En Normandie, terre traditionnellement peu favorable à la droite radicale, Eric Zemmour avait donné rendez-vous à ses militants devant le Mont-Saint-Michel. Le discours du candidat « Netflix », désormais placé au second tour par certains sondeurs, a dû être avancé à cause de la tempête Eunice, mais Causeur n’en a pas manqué une miette.

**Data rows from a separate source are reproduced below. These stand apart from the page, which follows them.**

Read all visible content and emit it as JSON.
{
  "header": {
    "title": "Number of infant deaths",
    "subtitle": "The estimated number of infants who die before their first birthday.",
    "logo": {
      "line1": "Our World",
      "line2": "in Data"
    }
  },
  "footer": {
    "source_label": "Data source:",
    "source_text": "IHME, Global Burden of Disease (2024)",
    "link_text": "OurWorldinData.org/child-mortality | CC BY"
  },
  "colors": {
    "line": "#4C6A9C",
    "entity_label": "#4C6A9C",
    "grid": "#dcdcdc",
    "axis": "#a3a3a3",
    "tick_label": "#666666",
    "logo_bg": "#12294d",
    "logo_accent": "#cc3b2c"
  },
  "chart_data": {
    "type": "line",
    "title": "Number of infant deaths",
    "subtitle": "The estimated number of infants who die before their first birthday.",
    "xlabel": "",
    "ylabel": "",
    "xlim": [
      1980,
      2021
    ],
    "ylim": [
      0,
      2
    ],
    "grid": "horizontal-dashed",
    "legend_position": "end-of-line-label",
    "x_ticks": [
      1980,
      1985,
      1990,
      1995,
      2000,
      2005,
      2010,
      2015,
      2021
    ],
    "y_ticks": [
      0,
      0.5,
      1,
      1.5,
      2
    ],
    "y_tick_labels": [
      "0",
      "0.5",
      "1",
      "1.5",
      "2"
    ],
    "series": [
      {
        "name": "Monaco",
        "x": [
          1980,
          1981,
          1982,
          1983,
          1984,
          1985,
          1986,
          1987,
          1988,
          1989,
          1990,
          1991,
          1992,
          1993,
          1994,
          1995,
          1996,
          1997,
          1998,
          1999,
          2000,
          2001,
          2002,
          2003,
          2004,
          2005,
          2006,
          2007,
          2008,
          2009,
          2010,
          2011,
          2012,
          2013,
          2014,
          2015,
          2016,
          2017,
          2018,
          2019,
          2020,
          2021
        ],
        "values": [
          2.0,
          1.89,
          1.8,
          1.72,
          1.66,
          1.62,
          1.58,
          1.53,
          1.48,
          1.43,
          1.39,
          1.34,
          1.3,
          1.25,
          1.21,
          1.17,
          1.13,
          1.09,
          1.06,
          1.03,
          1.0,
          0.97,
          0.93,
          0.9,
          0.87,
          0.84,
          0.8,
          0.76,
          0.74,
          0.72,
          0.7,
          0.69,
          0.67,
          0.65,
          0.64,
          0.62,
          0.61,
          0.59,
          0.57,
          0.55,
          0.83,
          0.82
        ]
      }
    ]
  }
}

Après le périple parisien de dimanche dernier, et l’infiltration de votre serviteur parmi les jeunes avec Pécresse, je me demandais comment je pouvais agrémenter le week-end suivant. Rien de palpitant à l’horizon, jusqu’à ce que je ne reçoive jeudi un mail m’invitant à participer au meeting d’Éric Zemmour au Mont-Saint-Michel.

Ouh, la gadoue la gadoue…

Ni une ni deux, je franchis le Couesnon, petit fleuve qui sépare la Bretagne de la Normandie et dont l’embouchure a décidé, à six kilomètres près, de placer la huitième merveille du monde dans l’escarcelle normande. Les pieds dans la gadoue, munis d’une paire de bottes pour les plus prévoyants, un petit millier de militants sympathisants s’étaient retrouvés au pied du Mont, où l’on aurait vite fait de se sentir à la place de Pierre Richard en certains endroits.

D.R.

Un discours aux accents mystiques

Les références cinématographiques semblent d’ailleurs avoir été mobilisées à bon escient par l’équipe de « Reconquête! » ; quand est présentée la nouvelle recrue, Nicolas Bay, régional de l’étape et accusé par son ancien parti le RN d’espionnage au terme d’une semaine agitée, c’est le générique de James Bond qui retentit. Avec le vent à décorner les bœufs qui balayait la baie (le meeting a été avancé de quelques heures pour éviter l’averse promise pour l’après-midi), on pouvait même parler d’espion venu du froid.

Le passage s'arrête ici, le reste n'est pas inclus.